Why is it that our children, teachers and schools are treated as an afterthought at every stage by this Government? The crumbs of catch-up support that are available will let down an entire generation of young people and, on the Government’s watch, the pandemic’s impact on their education will be lifelong. In contrast, Labour’s children’s recovery plan will provide breakfast clubs and new activities for every child, small-group tutoring for all who need it, quality mental health support in every school, continued development for teachers—that is essential, given that a staggering 40% of teachers leave the profession within five years—and an education recovery premium, targeting investment at children who risk falling behind. Those are not just warm words. Under the last Labour Government, our rhetoric matched the reality: 3,500 Sure Start centres were delivered on time, offering a place in every community for integrated care and services for children and their families.

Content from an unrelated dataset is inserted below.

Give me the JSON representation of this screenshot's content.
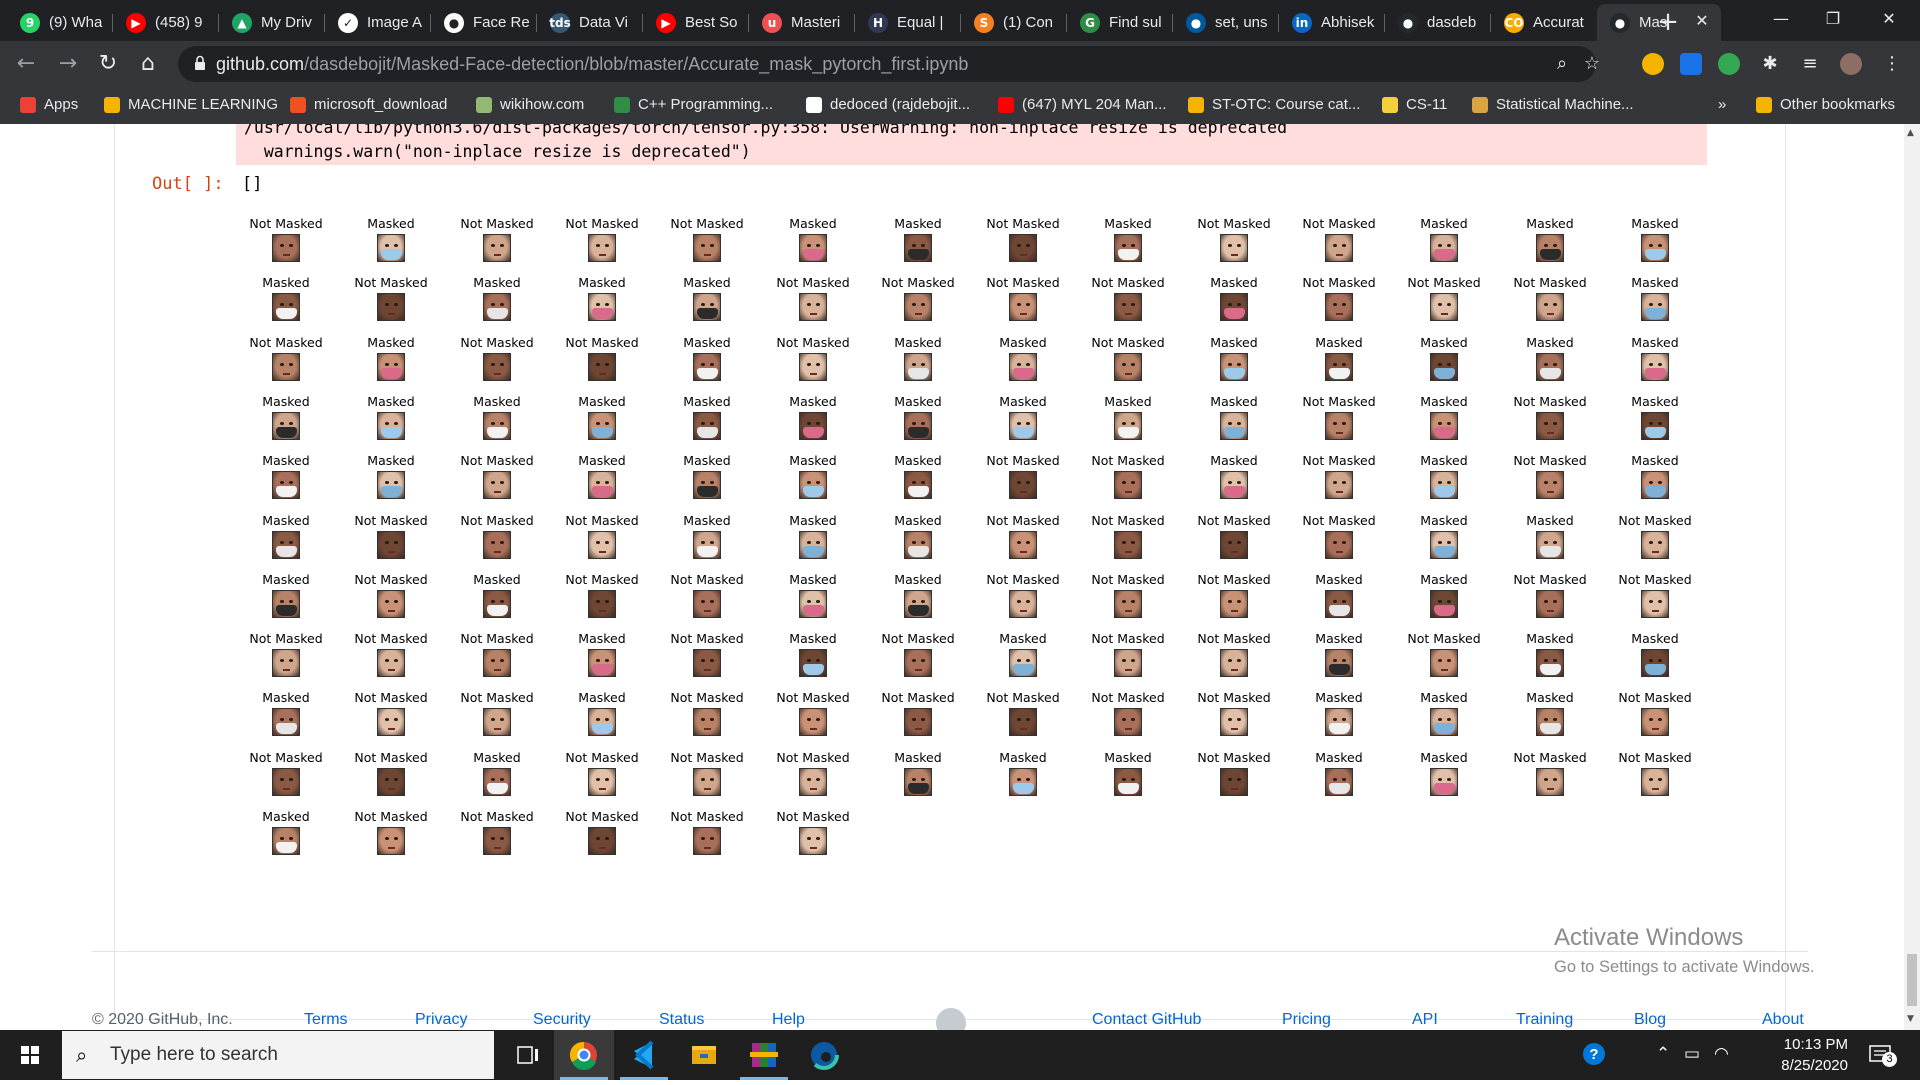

Now is the time to be ambitious about education in a post-covid modern society. I believe that we should be putting tech at the heart of learning, tailoring classrooms to the modern day by ensuring that every child has the kit and the connectivity to get online. We should be challenging the norm by considering qualifications in tech and coding, providing real-world work experience, and using our ability to connect and learn with and from others around the world. The 21st-century opportunities for children, for teachers and for education should be endless. If there were a competent and functioning Government to take on that challenge, we would be there; but we are not.